Google Routing Fail

This morning we thought the Internet was down in our office. Many sites we use constantly didn’t load, and many others were extremely slow to load, including our own site. We knew, though, that our site was in tip-top shape, which had us baffled. Routing problem on our ISP’s end?

Nope, just Google being down. I searched for something and the results timed out. “Internet down for anyone else?” “Yeah, I can’t get into my GMail.” “I was just trying to check Google Analytics, and that’s not working either.” “YouTube, too!” “Our site’s loading really slow, too. Must be our pipe.”

It turns out that a ridiculous amount of sites on the Internet are using Google Analytics, including my employer and my own site. (And just this afternoon I fixed the tags on the blogs so stats will track properly.)

When my site goes offline, it’s not surprising. My host has to shut down periodically when they discover frayed wiring in the data center. If my employer went offline, it would be a bigger deal, and it’s something I could envision: our data center getting knocked offline, or me goofing the config on our production router and writing the bad changes out to all of them. But Google going down? That’s unheard of.
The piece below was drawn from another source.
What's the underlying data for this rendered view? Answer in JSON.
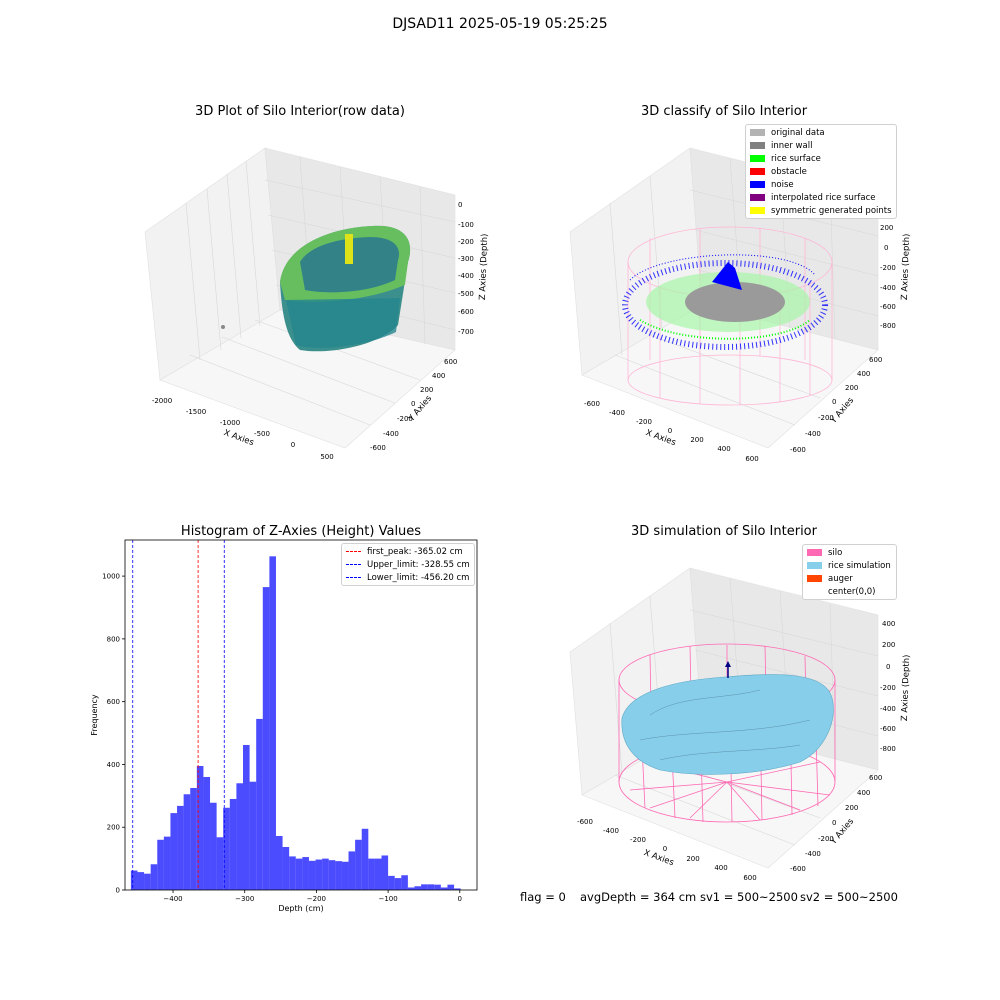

Arbor Networks seems to have monitoring equipment all over the place, which means that they have some pretty good insight into things. As they posted about today, Google apparently fudged a route and it propagated out, routing most of their traffic through some low-level provider in Asia. The graph, to me, is the coolest part. When have you ever seen a graph reflecting a dropoff of many gigabits per second in a really short period? It’s orders of magnitudes more than anyone is used to.

Of course, times like this make me want to learn more about BGP4, the core routing protocol used on the Internet. Anyone remember when Youtube went down last year, and it turns out that it was some country (Pakistan?) trying to block Youtube, but they did so by advertising a bogus route internally, and a series of misconfigured routers allowed them to advertise that route, and soon it had propagated across pretty much everywhere?